Chapitre 12
Nouvellement arrivée dans le bureau d'études, Alice ouvrit l'œil et se tint sur ses gardes car elle se savait sous le radar de ses collègues majoritairement masculins qui la testaient pour savoir ce qu'elle valait.
Il y avait eu ceux qui avaient accueilli à bras ouverts cette jolie rousse, plutôt avenante, en n'hésitant pas une seconde à lui faire des avances ou des remarques à caractère sexiste.
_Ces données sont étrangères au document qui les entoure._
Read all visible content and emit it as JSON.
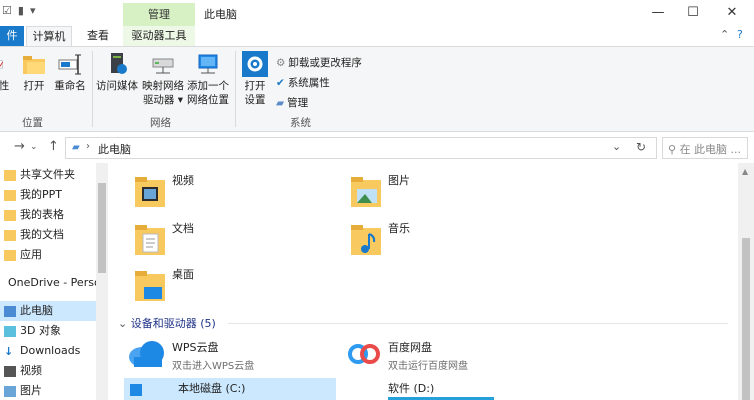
{
  "titlebar": {
    "context_tab": "管理",
    "title": "此电脑",
    "minimize": "—",
    "maximize": "☐",
    "close": "✕"
  },
  "tabs": {
    "file": "件",
    "computer": "计算机",
    "view": "查看",
    "drive_tools": "驱动器工具"
  },
  "ribbon": {
    "location_group": "位置",
    "network_group": "网络",
    "system_group": "系统",
    "btn_properties": "性",
    "btn_open": "打开",
    "btn_rename": "重命名",
    "btn_media_1": "访问媒体",
    "btn_map_1": "映射网络",
    "btn_map_2": "驱动器",
    "btn_addloc_1": "添加一个",
    "btn_addloc_2": "网络位置",
    "btn_settings_1": "打开",
    "btn_settings_2": "设置",
    "uninstall": "卸载或更改程序",
    "sys_props": "系统属性",
    "manage": "管理"
  },
  "address": {
    "crumb": "此电脑",
    "search_placeholder": "在 此电脑 ..."
  },
  "nav": {
    "items": [
      "共享文件夹",
      "我的PPT",
      "我的表格",
      "我的文档",
      "应用",
      "OneDrive - Perso",
      "此电脑",
      "3D 对象",
      "Downloads",
      "视频",
      "图片"
    ]
  },
  "folders": [
    "视频",
    "图片",
    "文档",
    "音乐",
    "桌面"
  ],
  "devices": {
    "header": "设备和驱动器 (5)",
    "wps": {
      "name": "WPS云盘",
      "sub": "双击进入WPS云盘"
    },
    "baidu": {
      "name": "百度网盘",
      "sub": "双击运行百度网盘"
    },
    "c_drive": {
      "name": "本地磁盘 (C:)"
    },
    "d_drive": {
      "name": "软件 (D:)"
    }
  },
  "colors": {
    "accent": "#1979ca",
    "context_tab": "#d7f0c4",
    "selection": "#cce8ff",
    "folder": "#f7c95e"
  }
}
Alice marqua très rapidement son territoire en ne les autorisant pas à se montrer trop entreprenants avec elle et ne se gêna pas non plus pour en envoyer balader certains, au risque de se les mettre à dos d'entrée.
Et puis, il y eut ceux qui se montrèrent immédiatement méfiants, réservés vis à vis de la nouvelle assistante, et qui n'hésitèrent pas à lui faire des commentaires désagréables. Alice n'avait qu'une envie avec ceux de cette dernière catégorie : les remettre à leur place. Plutôt que de laisser son tempérament sanguin prendre le dessus, elle préféra manier l'humour et les faire passer pour des idiots. Ce faisant, elle mit les rieurs dans son camp. Très vite, les mal embouchés s'abstinrent de toutes remarques et la regardèrent avec froideur, sous les regards fiers des secrétaires qui voyaient en Alice leur sauveur.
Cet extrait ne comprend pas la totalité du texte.